Abundance in a Scarcity Culture
This week is Infertility Awareness Week and as a Catholic woman I wanted to share how important it is that the Church recognize this week and the inherent challenges that Catholic infertile women face in today’s society.
Infertility is pretty rampant these days with infertility rates higher than ever and birth rates lower than ever.
As a Catholic woman, my options for resolving infertility are far more limited than the the average person. I cannot participate in methods like IUI, IVF, and surrogacy. I am given a few options: NAPROtechnology, fertility meds, endometriosis surgery, and adoption. That has “stung” over the years, even though I recognize the flaws of the other methods and their moral dilemmas.
I did not do the surgery after much discernment. I did take the meds for many years unsuccessfully, and I did use NAPROtechnology for many years as well. I did eventually feel a call to adoption, and that is how I am becoming a mother currently. Adoption was three years in the making.
Like so many say, adoption truly does not resolve infertility. I see that now super clearly. It is a special calling, and dare I say, a very hard calling. But Catholic priests very flippantly say to consider adoption during infertility trials, without realizing the hardship of the path to get to an adopted child, the gravity of finances involved ($60K+), and the actual journey of parenting a child who is not of your own biology.
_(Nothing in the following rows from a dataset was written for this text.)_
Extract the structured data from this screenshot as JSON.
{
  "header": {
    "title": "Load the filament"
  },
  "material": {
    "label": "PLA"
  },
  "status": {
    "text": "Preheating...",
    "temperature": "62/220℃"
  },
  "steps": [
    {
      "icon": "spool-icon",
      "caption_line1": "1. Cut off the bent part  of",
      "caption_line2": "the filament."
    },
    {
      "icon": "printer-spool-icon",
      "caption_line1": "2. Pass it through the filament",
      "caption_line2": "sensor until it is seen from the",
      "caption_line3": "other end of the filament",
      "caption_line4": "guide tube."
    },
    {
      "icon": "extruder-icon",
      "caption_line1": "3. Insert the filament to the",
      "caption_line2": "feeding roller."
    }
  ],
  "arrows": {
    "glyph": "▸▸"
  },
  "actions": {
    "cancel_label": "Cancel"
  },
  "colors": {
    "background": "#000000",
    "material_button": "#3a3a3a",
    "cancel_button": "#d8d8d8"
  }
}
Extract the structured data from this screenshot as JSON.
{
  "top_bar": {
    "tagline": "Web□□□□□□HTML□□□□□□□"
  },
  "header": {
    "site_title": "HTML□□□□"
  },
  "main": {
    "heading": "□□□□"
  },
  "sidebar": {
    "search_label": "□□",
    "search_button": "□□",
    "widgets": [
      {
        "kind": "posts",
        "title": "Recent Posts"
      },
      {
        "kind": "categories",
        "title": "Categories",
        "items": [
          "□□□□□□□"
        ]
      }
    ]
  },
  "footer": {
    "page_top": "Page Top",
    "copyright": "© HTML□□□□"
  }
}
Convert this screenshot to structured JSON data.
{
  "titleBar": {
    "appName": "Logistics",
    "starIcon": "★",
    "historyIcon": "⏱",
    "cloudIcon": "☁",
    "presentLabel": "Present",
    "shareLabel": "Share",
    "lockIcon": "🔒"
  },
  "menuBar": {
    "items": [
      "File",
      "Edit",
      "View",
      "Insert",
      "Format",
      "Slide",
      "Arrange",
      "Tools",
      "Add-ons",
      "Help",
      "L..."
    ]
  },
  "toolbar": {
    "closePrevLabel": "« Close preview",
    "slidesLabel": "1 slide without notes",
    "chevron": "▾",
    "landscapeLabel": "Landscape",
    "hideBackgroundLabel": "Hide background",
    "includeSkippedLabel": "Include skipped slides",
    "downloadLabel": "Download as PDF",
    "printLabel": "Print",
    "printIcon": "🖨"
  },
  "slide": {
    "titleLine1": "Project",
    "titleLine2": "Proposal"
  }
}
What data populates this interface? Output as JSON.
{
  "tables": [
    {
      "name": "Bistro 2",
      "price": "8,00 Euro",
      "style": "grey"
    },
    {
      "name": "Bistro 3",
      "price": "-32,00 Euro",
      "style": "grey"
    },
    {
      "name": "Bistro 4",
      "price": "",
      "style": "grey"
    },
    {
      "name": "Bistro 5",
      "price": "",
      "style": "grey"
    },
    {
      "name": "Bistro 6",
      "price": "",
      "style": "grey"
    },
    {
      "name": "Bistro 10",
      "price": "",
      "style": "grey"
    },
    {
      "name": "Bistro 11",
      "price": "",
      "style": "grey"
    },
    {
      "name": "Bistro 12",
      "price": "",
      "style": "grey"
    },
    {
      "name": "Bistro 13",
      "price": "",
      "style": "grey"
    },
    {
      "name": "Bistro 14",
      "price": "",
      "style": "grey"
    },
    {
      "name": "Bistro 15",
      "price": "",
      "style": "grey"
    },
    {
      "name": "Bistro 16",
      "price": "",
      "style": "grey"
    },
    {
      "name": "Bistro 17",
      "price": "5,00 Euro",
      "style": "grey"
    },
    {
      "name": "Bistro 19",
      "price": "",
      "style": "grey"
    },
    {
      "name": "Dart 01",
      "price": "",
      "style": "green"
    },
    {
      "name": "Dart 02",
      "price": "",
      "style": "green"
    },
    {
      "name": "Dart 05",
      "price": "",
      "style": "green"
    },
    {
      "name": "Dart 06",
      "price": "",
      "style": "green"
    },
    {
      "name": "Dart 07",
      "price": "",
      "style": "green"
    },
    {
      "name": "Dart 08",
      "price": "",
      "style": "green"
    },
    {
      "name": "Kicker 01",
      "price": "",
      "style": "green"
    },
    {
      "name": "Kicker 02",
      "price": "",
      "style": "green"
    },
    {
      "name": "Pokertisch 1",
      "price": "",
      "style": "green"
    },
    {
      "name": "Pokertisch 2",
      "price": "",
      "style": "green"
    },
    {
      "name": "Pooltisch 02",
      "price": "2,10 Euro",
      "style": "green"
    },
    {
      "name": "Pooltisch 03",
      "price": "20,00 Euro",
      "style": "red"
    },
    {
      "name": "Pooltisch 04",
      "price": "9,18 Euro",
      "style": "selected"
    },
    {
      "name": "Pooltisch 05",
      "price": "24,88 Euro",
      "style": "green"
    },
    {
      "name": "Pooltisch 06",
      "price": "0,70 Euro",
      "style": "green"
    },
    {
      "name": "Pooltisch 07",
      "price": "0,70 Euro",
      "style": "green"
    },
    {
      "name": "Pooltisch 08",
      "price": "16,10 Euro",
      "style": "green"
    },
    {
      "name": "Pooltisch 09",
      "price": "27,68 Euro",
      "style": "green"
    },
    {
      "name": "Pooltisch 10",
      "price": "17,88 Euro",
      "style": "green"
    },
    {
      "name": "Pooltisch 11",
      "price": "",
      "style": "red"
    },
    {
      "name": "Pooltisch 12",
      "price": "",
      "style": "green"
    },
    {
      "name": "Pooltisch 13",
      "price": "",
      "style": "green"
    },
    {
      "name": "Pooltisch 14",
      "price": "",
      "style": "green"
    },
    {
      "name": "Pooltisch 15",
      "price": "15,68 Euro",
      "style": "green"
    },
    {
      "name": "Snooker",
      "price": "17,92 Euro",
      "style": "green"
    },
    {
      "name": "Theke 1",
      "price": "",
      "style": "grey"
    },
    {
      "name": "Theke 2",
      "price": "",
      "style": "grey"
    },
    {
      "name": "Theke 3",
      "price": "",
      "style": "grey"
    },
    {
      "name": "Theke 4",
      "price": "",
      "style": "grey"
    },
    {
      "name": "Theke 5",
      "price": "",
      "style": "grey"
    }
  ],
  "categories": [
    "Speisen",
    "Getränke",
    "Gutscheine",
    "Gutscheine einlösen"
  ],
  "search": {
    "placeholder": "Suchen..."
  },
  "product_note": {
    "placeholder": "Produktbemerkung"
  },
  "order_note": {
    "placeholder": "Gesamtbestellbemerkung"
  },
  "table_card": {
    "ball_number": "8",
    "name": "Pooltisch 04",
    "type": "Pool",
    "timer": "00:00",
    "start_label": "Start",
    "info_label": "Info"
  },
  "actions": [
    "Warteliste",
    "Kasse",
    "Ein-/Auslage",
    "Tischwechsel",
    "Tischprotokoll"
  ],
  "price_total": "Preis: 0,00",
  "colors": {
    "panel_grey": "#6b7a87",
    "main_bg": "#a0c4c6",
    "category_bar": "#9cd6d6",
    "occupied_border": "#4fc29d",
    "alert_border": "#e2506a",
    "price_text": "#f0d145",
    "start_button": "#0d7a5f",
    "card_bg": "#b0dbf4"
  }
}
Not having your own biological child is a real cross that is hard to swallow even when you’re given children through adoption. Adoption requires a certain detachment and realizing that the children you have are never really your own and may choose someday to walk away back to their birth parents after all the investment you made in their upbringing.
I would challenge the Catholic Church to do a better job of walking alongside the infertile couples in their midst, especially given all the barriers the Catholic Church puts infertile couples through in creating a family of their own. I would also challenge the Catholic Church to stop assuming that adoption is the path for all infertile couples, and to be more realistic about the difficulties of that path nowadays - especially financially. And lastly, I hope that the Church eventually finds better solutions to infertility medically for infertile couples that help them achieve the biological child they yearn for. The current methods are very much lacking effectiveness for most of us.